Das Interesse an der Hauptstadt-Planung ist anhaltend groß. Auf Einladung des Spiegel fanden sich über 2000 Menschen am vergangenen Donnerstag im Schauspielhaus am Berliner Gendarmenmarkt zu einer Podiumsdiskussion über die "Hauptstadt im Wartestand" ein. Auf dem Podium diskutierten die Umzugsexperten Gregor Gysi (PDS), Edzard Reuter (Ex-Vorstandsvorsitzender von Daimler-Benz), Franziska Eichstädt-Bohlig (Bundestagsabgeordnete, Grüne), Klaus-Rüdiger Landowsky (Fraktionsvorsitzender der CDU im Berliner Abgeordnetenhaus) und Klaus Töpfer (Bundesbauminister, CDU). Der Kontrast zwischen dem von Karl-Friedrich Schinkel erbauten Schauspielhaus, das als eines der Hauptwerke des Berliner Klassizismus gilt, und dem kleinmütigen Parteiengezänk, das sich unter der Regie von Stefan Aust und Michael Sontheimer entspann, war kaum größer denkbar. Das Schauspielhaus wäre der Platz für ein Gespräch über Visionen deutscher Zukunft, einer Politik, die von Berlin aus gestaltet wird. Harte Worte fand Edzard Reuter, dessen Vater einst Berlins Regierender Bürgermeister war: Die Diskussion um den Hauptstadt-Umzug sei beispielhaft für den Zustand der deutschen Gesellschaft. Reuter sprach wiederholt von den Verkrustungen im politischen System, die wichtige Reformen und Entscheidungen verhinderten. Berlin müßte vielmehr "Flagge zeigen" durch die Art seiner Bauten, doch hierfür fehle nach wie vor ein überzeugendes Konzept.
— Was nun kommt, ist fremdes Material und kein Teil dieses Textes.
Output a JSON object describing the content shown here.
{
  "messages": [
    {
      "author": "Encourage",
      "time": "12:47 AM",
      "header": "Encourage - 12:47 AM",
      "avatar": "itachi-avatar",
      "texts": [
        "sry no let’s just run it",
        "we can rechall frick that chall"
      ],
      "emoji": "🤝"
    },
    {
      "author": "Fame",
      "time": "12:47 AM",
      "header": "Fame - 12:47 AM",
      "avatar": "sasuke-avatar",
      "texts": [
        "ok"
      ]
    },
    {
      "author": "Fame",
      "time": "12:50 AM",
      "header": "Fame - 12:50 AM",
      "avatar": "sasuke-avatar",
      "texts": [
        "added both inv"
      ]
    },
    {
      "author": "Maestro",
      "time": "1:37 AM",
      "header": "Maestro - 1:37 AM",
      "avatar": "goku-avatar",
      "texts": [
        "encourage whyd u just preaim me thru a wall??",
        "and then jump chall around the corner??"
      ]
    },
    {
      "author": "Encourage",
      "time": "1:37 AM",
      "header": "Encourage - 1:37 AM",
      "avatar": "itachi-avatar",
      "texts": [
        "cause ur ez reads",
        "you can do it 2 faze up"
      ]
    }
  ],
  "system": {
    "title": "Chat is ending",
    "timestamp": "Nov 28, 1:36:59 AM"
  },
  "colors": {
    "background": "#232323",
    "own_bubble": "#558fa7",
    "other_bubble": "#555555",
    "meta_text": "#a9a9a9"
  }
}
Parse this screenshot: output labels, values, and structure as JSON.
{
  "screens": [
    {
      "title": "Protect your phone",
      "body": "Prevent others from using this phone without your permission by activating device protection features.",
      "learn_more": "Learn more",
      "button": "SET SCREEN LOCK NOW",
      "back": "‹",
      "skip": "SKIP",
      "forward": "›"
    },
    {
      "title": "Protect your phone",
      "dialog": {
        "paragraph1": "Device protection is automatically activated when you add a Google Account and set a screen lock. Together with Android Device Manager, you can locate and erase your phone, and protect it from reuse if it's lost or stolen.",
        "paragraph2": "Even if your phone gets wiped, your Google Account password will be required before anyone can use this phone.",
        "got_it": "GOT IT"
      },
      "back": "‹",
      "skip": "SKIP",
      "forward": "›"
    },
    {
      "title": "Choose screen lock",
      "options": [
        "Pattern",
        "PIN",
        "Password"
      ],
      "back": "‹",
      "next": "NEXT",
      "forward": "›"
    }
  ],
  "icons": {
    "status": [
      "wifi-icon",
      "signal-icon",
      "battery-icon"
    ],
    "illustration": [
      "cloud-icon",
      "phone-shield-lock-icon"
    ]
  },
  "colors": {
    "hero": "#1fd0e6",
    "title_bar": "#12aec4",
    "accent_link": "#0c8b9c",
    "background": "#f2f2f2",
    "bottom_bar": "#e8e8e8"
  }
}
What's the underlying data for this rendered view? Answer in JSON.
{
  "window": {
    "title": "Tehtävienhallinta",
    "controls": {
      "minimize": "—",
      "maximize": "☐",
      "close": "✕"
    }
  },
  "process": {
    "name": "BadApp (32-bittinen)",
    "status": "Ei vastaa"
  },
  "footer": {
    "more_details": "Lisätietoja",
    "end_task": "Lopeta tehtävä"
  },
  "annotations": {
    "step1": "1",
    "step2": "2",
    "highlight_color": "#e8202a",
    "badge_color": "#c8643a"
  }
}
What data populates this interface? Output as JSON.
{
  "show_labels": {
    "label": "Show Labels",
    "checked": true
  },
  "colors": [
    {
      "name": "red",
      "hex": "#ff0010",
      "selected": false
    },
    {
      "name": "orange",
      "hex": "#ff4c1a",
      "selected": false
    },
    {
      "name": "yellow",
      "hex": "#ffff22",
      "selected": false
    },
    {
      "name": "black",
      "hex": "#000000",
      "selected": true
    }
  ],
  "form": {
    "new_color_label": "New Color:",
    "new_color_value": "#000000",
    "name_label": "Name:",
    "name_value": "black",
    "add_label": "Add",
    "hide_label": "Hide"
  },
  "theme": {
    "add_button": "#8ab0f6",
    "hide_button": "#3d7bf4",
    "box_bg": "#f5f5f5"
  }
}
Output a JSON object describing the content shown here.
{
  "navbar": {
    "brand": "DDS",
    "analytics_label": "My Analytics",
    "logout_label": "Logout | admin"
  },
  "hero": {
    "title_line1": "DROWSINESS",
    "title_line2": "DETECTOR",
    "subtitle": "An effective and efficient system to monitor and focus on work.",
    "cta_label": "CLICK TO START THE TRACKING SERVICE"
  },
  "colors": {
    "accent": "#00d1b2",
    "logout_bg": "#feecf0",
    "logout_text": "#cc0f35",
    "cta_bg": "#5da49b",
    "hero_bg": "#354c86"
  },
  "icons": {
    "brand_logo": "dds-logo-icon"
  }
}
Der überwiegende Teil der zweistündigen Debatte wurde bestritten durch Beiträge zum Konflikt zwischen einem eher CDU-wählenden Westteil und einem mehr PDS-wählenden Ostteil der Stadt. Es ging also um Lokales. Mit großer Lust spulten Landowsky und Gysi ihr Standard-Repertoire ab. Landowsky hielt der PDS die SED-Vergangenheit vor, Gysi mimte kunstvoll das Opfer von Verleumdungen. Genervt faßte Reuter die Erfahrungen mit dem Parteien-Hickhack zusammen: es gebe "keinen Willen in der Stadt", Zukunftsfragen zu lösen. Berlin habe eine "grandiose Chance", die nicht wahrgenommen werde. Die Stadt müsse attraktiver werden für Künstler und Investoren.

Die grüne Baupolitikerin Eichstädt-Bolig geißelte die Berliner Krankheit, auf Subventionen und Großprojekte aller Art zu spekulieren – "ob Olympia, Transrapid oder Hauptstadt-Umzug" – ein eigenes Konzept zur Sanierung der Stadt gäbe es nicht. Klaus Töpfer trat als charmanter Interpret einer müden Bonner Politik auf, die den Umzug nach Kräften sabotiert. Er versuchte hilflos, Verzögerungen beim Umzug mit den Auflagen der Denkmalschützer zu entschuldigen.

Kein Wort davon, wie die Hauptstadt nun aussehen soll. Ein zusammengewürfeltes Arrangement von kommerziellen Glas-Beton-Bunkern und hie und da lustlos rekonstruierten Traditionsbauten? Was wird aus der historischen Mitte der Stadt, dem Schloßplatz?

Die Debatte blieb, was Deutschland ist: selbstverliebt in seine Gestaltungsunfähigkeit, provinziell, visionslos.